To employ the people test ask:
- Do we have the people capacity to fill key roles?
- Are people motivated to fulfill the roles as designed?
Leadership Test Do we understand the value proposition of leadership? What’s the core purpose of leadership?
If I collected a dollar from every design team that complained that their new design was meaningless without renewed, enlightened leadership, I would be a rich woman. The principle behind the leadership test is that leaders carry the performance spirit of the organization – they direct the focus of people’s work, enable the development of capabilities and access to resources, and influence how work is accomplished through the sanctioning of formal and use of informal processes, protocols and norms. Therefore, no design work is complete until the roles, competencies, and expectations of leaders are defined, enabled, and supported.
To employ the leadership test ask:
- Do we have a common understanding of the role of leaders?
- Are our leaders, guided by a core platform of values, mindsets and skills?
- Does our platform enable alignment, learning, capacity building, etc.?
- Do we have mechanisms in place to enable leaders to learn and work together?
Feasibility Test: Do we understand the constraints bounding our design?
The feasibility test is a reality check. In every organization’s environment, constraints exist. They may be external, such as access to talent or governing legislation, or internal such as culture, technology gaps, or limited financial resources. For the design to be workable, the constraints must be surfaced and mitigated. Otherwise, the constraints will eventually become roadblocks.
To employ the feasibility test ask:
- What are the firm boundaries in which we must operate?
- Are we operating within these defined parameters?
- How might we mitigate against these boundaries?
- Are there any roadblocks?
Summary
When it comes to designing organizations, there is no single design solution that will optimize all elements. Moreover, changes adopted in one part of your organization will necessarily impact other parts of your organization. To expand your view of the strengths, weakness, and opportunities inherent in your organizational design, employ the good design tests: Fit for Strategy, Flexibility, Capabilities and Resources, Relationships, Accountability, People, Leadership, and Feasibility. The conversations that result from execution of these design tests will subsequently enable your team to have a whole-systems, holistic perspective of your design. The result? You will be better equipped to make realistic and useful organizational design choices.
References
Burns, Tom and G.M. Stalker. The Management of Innovations, United Kingdom: Tavistock Publications, 1964.

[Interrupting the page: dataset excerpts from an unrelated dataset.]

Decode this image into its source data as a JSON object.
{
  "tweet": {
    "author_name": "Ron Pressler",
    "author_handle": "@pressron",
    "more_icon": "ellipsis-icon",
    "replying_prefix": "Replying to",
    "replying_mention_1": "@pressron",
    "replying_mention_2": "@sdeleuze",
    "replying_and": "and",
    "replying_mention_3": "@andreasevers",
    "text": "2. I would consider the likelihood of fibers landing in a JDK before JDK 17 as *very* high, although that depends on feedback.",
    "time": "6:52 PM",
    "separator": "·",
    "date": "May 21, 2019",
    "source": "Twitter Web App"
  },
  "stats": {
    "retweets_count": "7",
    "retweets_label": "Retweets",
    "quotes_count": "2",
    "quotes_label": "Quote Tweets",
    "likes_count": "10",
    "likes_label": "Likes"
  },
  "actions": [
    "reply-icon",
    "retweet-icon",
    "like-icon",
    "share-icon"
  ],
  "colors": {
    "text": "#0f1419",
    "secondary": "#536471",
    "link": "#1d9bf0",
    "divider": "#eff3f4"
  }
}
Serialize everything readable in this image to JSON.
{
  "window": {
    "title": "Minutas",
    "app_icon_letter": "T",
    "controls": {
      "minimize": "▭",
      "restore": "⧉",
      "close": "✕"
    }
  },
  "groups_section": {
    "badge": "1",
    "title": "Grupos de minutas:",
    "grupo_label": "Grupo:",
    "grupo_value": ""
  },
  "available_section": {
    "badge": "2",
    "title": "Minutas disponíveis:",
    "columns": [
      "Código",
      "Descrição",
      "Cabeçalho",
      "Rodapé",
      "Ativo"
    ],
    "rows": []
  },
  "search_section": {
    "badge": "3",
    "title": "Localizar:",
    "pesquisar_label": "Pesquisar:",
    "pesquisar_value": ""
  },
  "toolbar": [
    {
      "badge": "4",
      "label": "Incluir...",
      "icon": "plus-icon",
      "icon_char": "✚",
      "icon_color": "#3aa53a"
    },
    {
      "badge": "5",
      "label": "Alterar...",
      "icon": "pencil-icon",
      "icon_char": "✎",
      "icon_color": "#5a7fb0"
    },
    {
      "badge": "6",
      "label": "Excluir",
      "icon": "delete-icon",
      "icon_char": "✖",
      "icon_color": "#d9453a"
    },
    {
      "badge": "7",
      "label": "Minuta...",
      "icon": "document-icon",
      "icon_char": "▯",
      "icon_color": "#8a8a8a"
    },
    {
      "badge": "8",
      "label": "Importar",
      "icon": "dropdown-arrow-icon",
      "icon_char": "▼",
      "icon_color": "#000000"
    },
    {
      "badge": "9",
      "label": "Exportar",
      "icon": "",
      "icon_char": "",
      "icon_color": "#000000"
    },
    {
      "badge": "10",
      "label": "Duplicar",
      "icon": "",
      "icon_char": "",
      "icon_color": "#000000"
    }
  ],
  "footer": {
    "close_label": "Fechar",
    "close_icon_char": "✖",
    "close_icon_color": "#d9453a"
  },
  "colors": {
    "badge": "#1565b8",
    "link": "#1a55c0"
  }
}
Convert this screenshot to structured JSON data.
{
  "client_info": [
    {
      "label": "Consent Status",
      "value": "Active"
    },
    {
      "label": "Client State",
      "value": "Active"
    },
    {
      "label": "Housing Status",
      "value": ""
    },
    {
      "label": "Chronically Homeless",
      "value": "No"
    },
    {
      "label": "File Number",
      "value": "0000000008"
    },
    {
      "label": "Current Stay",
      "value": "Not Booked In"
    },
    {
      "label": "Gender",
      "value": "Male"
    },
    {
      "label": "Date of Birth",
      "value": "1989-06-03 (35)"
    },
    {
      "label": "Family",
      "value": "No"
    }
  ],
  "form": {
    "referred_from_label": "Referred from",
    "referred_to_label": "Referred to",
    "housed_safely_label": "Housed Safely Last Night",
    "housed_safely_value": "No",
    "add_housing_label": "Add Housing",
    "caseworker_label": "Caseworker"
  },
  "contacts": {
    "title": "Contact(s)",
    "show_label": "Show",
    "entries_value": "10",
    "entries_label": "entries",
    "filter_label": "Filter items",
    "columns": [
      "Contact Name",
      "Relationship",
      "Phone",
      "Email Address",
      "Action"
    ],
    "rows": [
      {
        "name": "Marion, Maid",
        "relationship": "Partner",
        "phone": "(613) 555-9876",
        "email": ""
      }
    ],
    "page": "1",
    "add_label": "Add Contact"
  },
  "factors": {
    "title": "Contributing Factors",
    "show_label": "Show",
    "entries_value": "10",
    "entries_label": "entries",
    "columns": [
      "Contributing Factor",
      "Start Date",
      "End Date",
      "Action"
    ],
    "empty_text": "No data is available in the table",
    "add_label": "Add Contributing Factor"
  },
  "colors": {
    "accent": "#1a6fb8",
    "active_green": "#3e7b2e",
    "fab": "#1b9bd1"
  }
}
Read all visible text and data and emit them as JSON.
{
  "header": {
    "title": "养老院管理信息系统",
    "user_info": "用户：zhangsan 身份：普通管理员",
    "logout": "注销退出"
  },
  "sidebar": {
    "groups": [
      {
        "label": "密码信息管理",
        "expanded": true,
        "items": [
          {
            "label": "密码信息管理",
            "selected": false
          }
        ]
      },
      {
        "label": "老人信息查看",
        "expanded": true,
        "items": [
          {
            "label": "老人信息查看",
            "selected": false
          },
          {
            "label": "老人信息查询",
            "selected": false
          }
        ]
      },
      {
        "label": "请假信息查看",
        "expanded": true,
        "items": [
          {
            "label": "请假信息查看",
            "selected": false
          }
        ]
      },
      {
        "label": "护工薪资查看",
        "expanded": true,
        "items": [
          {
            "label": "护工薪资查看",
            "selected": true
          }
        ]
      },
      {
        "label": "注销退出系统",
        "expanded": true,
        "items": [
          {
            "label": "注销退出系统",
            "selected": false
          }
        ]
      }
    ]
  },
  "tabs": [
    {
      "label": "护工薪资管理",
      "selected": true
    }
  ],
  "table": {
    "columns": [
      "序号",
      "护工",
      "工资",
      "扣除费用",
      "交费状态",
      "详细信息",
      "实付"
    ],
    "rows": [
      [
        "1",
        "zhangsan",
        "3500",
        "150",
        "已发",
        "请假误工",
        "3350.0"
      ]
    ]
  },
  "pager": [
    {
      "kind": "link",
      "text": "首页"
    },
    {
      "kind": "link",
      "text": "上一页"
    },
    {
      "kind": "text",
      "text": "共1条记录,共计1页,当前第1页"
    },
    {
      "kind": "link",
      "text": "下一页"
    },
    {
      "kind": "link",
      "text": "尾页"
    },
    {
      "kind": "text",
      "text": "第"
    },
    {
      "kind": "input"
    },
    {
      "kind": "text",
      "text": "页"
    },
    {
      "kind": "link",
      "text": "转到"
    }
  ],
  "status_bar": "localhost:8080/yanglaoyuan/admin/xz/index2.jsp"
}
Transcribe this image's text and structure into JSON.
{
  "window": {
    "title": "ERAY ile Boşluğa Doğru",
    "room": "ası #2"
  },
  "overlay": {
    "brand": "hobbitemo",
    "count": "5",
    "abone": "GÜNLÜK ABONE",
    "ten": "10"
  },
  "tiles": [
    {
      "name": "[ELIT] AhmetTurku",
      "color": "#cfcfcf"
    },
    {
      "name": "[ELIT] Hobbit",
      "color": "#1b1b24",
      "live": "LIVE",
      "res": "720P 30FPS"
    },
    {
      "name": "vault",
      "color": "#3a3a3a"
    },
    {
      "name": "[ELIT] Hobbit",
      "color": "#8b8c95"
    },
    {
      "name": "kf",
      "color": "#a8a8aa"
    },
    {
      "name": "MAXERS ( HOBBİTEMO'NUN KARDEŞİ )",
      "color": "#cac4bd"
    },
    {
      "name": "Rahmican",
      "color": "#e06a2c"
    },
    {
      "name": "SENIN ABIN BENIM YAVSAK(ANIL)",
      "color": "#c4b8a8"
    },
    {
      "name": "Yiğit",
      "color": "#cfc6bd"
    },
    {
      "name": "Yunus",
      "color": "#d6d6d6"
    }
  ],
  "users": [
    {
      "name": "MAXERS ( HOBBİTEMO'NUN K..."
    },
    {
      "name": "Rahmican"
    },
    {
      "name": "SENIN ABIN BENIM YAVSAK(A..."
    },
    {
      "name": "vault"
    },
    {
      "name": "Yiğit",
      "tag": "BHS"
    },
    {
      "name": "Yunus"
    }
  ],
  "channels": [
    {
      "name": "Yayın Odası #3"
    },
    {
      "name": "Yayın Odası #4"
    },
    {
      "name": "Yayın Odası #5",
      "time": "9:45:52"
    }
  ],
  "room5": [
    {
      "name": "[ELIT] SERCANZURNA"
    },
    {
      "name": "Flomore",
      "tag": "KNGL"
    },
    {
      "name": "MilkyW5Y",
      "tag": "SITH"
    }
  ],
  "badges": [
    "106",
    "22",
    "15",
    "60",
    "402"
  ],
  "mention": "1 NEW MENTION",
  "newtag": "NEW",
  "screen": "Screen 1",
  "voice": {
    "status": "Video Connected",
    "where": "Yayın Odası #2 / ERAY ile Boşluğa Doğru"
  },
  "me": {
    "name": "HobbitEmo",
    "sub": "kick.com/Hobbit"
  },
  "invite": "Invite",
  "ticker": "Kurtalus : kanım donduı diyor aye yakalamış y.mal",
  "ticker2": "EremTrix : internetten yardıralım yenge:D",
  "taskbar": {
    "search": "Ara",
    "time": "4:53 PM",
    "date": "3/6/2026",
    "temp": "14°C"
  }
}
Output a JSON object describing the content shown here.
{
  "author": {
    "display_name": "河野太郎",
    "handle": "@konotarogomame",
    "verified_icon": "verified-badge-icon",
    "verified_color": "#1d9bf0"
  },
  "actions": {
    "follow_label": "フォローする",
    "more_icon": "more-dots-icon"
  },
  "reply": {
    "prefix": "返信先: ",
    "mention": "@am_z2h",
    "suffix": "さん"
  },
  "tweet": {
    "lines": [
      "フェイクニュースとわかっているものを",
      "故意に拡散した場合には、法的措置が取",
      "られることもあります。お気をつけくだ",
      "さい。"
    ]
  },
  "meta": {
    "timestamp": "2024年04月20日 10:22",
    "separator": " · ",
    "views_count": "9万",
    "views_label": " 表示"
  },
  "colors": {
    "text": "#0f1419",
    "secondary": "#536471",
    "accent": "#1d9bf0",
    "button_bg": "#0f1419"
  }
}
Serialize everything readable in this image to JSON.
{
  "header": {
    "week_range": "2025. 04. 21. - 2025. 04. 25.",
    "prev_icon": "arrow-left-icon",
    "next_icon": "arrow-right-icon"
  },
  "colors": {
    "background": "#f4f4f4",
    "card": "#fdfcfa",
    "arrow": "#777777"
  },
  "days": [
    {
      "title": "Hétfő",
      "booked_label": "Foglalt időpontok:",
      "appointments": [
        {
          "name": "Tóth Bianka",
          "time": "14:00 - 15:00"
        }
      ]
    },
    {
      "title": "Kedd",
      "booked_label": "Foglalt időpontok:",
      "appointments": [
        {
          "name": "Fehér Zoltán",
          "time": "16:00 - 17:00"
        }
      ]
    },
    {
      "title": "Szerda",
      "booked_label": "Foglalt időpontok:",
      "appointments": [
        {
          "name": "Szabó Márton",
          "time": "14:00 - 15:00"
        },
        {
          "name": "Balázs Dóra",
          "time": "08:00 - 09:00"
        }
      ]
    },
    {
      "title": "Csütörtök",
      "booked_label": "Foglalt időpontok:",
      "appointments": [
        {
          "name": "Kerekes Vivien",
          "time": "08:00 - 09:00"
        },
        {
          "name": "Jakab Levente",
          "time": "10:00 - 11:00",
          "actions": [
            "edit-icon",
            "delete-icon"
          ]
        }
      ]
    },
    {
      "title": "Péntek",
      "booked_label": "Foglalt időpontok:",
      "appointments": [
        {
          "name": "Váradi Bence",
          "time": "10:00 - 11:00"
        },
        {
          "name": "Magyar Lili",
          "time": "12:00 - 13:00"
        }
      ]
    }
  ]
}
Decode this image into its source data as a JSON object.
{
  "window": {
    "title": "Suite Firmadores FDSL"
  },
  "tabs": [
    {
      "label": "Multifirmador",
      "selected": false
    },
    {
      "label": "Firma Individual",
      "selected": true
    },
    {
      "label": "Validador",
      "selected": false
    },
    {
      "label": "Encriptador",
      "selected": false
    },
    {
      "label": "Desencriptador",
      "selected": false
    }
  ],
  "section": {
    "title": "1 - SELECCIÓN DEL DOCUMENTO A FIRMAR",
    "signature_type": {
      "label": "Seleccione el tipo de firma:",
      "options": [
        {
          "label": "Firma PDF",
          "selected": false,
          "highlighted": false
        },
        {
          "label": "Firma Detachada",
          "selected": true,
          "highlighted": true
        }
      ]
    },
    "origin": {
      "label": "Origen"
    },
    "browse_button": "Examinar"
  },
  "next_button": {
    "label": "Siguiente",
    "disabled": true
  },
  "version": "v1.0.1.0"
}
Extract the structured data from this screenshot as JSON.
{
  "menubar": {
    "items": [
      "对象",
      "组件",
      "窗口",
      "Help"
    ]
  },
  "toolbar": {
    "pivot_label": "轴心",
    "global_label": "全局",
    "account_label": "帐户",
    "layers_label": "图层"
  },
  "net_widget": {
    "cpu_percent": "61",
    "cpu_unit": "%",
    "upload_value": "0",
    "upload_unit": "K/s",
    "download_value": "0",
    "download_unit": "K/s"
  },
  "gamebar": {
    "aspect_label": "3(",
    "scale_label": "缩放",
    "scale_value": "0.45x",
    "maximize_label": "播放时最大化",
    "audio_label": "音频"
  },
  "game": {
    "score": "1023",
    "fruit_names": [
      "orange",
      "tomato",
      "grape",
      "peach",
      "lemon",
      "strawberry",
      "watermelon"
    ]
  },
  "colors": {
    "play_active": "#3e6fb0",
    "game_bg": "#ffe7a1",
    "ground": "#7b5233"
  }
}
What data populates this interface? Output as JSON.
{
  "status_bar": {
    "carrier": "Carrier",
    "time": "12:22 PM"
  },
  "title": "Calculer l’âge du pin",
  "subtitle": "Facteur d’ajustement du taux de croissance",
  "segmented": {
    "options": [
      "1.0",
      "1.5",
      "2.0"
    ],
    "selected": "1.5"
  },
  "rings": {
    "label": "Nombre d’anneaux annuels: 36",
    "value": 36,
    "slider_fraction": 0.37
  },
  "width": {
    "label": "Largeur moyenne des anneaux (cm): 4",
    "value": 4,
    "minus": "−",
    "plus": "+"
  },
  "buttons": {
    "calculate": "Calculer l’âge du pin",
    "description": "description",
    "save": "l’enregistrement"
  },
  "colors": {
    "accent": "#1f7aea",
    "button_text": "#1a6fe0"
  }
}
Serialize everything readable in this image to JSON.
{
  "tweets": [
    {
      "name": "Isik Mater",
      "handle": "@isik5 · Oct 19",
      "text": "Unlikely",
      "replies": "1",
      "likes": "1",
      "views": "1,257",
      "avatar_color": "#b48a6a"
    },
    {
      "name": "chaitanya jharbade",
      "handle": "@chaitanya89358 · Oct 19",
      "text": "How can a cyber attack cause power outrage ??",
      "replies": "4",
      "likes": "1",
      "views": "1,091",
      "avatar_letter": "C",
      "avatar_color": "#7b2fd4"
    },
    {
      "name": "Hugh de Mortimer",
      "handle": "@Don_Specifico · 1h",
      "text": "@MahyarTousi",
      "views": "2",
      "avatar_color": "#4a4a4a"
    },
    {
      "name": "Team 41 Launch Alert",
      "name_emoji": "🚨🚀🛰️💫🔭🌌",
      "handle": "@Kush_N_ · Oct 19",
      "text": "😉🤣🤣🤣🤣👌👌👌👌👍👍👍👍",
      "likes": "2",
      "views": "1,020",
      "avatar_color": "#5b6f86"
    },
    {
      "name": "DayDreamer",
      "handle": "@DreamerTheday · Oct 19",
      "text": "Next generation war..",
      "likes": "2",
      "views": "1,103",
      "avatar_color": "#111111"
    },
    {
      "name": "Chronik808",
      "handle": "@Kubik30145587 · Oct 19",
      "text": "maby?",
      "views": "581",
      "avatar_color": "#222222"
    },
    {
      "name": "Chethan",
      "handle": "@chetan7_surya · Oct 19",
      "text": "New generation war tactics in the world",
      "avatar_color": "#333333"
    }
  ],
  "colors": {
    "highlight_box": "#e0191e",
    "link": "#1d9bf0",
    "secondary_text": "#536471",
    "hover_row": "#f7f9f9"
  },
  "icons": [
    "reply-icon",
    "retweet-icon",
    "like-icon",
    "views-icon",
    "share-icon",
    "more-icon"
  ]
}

Galbraith, Jay. Organizational Design, Massachusetts: Addison Wesley, 1977.
Galbraith, Jay. “Organizing to Deliver Solution”, Organizational Dynamics 31, no 2 (2002):194-207.
Gould, Michael and Andrew Campbell. Designing Effective Organizations:How to Create Structured Networks, SanFrancisco: John Wiley and Sons, 2002.
Hamel, Gary and Bill Breen. The Future of Management, US: Harvard Business School Press, 2007.
Lars, Kolind. The Second Cycle: Winning the War Against Bureaucracy, New Jersey: Wharton School Publishing, 2006.
Mintzberg, Henry. “Organizational Design: Fit or Fashion?” Harvard Business Review 59, no. 1 (1981): 103-116.
Morgan, Gareth. Creative Organization Theory, California: Sage, 1989.
Nadler, David and Micheal Tushman. Competing by Design: The Power of Organizational Architecture, USA: Oxford University Press, 1997.